C++ – Is it bad practice to use Inheritance to associate methods with a basic container

c

Basically, I have code that looks like this. It's a typedef and a set of methods that revolve around that typedef.

class foo {
    // Foo stuff...

    // Registration Stuff
    private:
        typedef std::map<std::string, std::string> MTRegistrationParams;

        void DispatchRegistrationMessage (MTRegistrationParams const &, std::string destination_id);
        static std::string BuildRegistrationMessage (MTRegistrationParams const &, std::string message_id); // Only called by DispatchRegistrationMessage

    // more Foo stuff...
};

I am thinking it might be clearer to just make a little mini-class, to help logically separate those methods from Foo's structure.

class foo {
    // Foo stuff...

    // Registration Stuff
    private:
        struct MTRegistrationParams : public std::map<std::string, std::string> {
            void DispatchRegistrationmessage (foo &, std::string const & destination_id);
            private:
                std::string BuildRegistrationMessage (std::string const & message_id);
    };

    // more Foo stuff...
};

The thing is… I don't usually make derived classes unless for the sake of inheriting methods, and deriving from a standard container seems REALLY weird.

Am I being overly concerned, or is deriving from standard containers just to decorate them with methods genuinely bad practice?

Best Answer

Deriving from a C++ standard container should look really weird, because they were never designed to be used as a base class.

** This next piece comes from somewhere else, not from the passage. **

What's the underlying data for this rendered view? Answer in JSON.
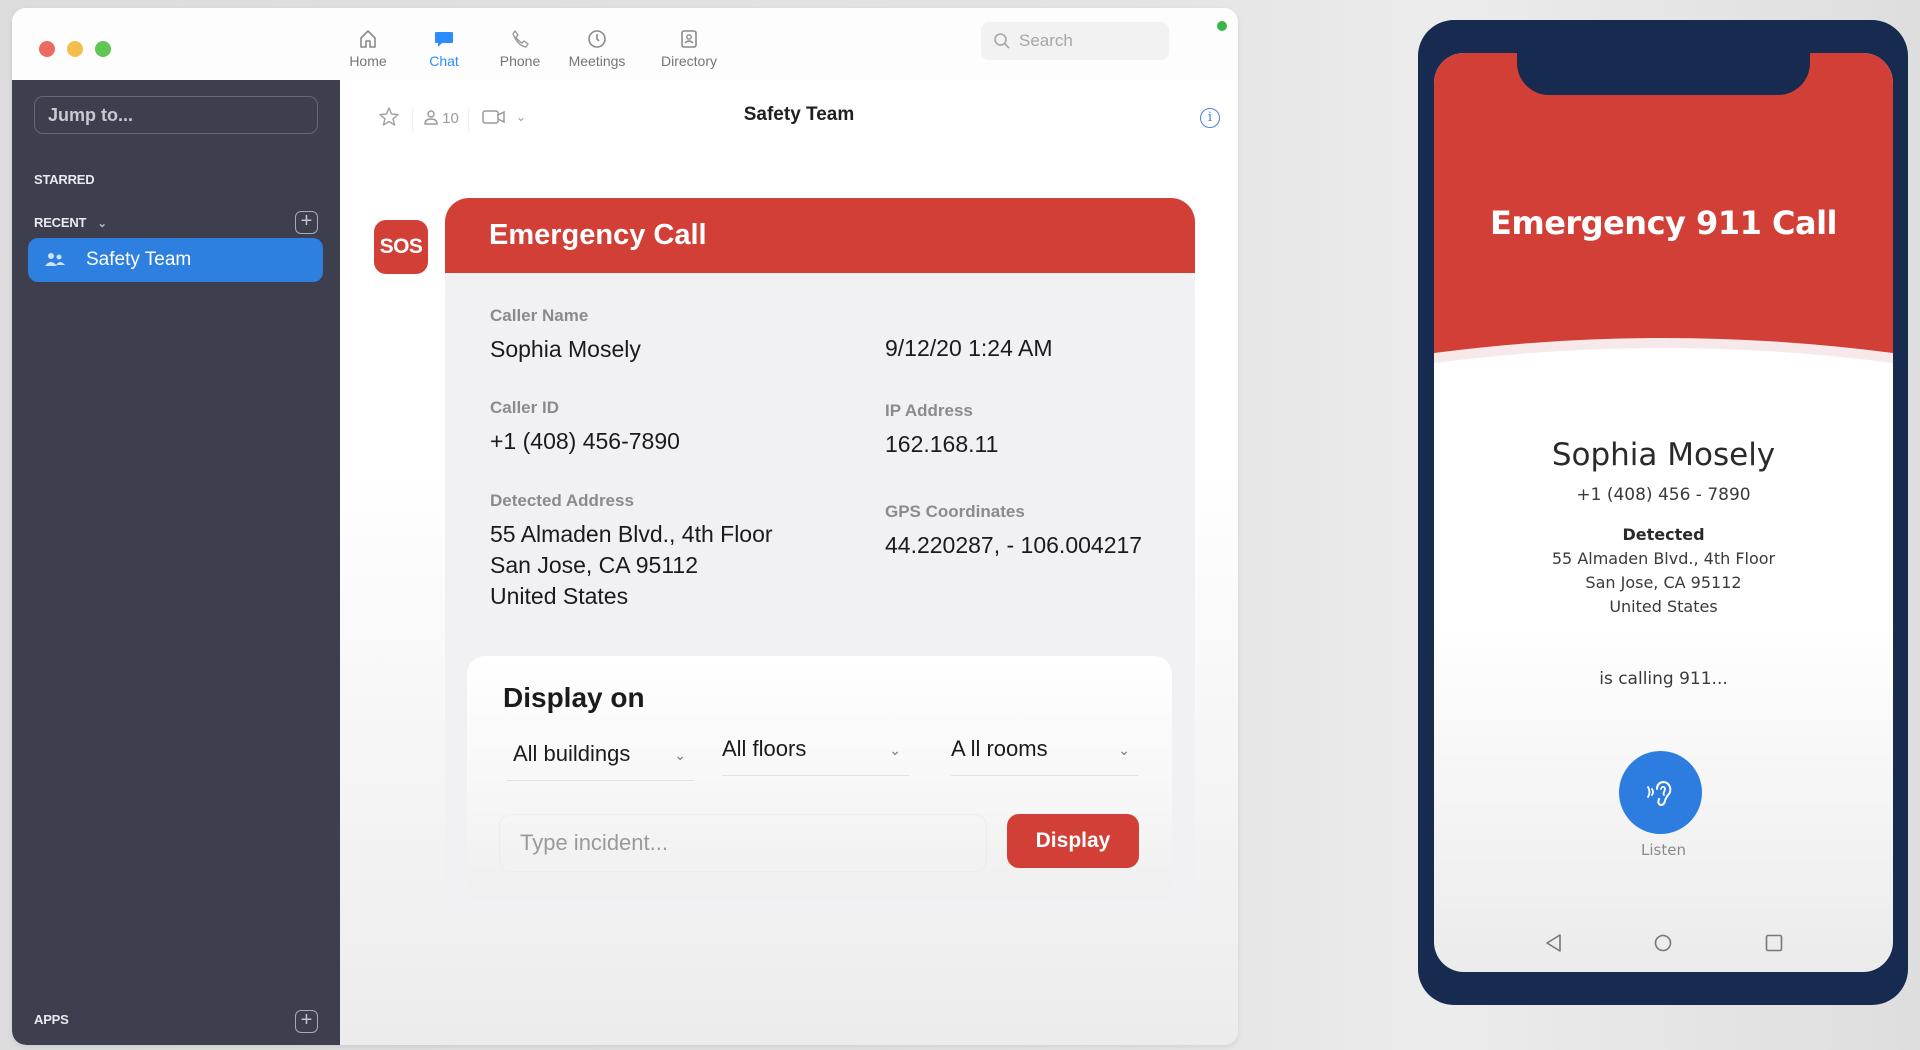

The biggest source of problems is if your 'extended' container needs to override behavior of the underlying container (including the destructor!), or if your 'extended' container has additional constraints that don't exist for the underlying standard container.
When passing such an 'extended' container as a pointer/reference to a function that expects a standard container, that function can inadvertently break the invariants of the 'extended' container by calling the wrong functions of the base class. And if you happen to destruct an 'extended' container through a pointer to its base class, you land yourself in undefined behavior.

In the example of this question, the chances for such incorrect behavior are next to nil, but if you start using this pattern, it is easy to land in situations where it does matter. For that reason, it is strongly recommended not to derive from the standard containers.

Also, the DispatchRegistrationMessage method isn't that much easier to use, because now you need to pass in a Foo object and it is very inconvenient to use overloaded operators (like operator[] of std::map) on this.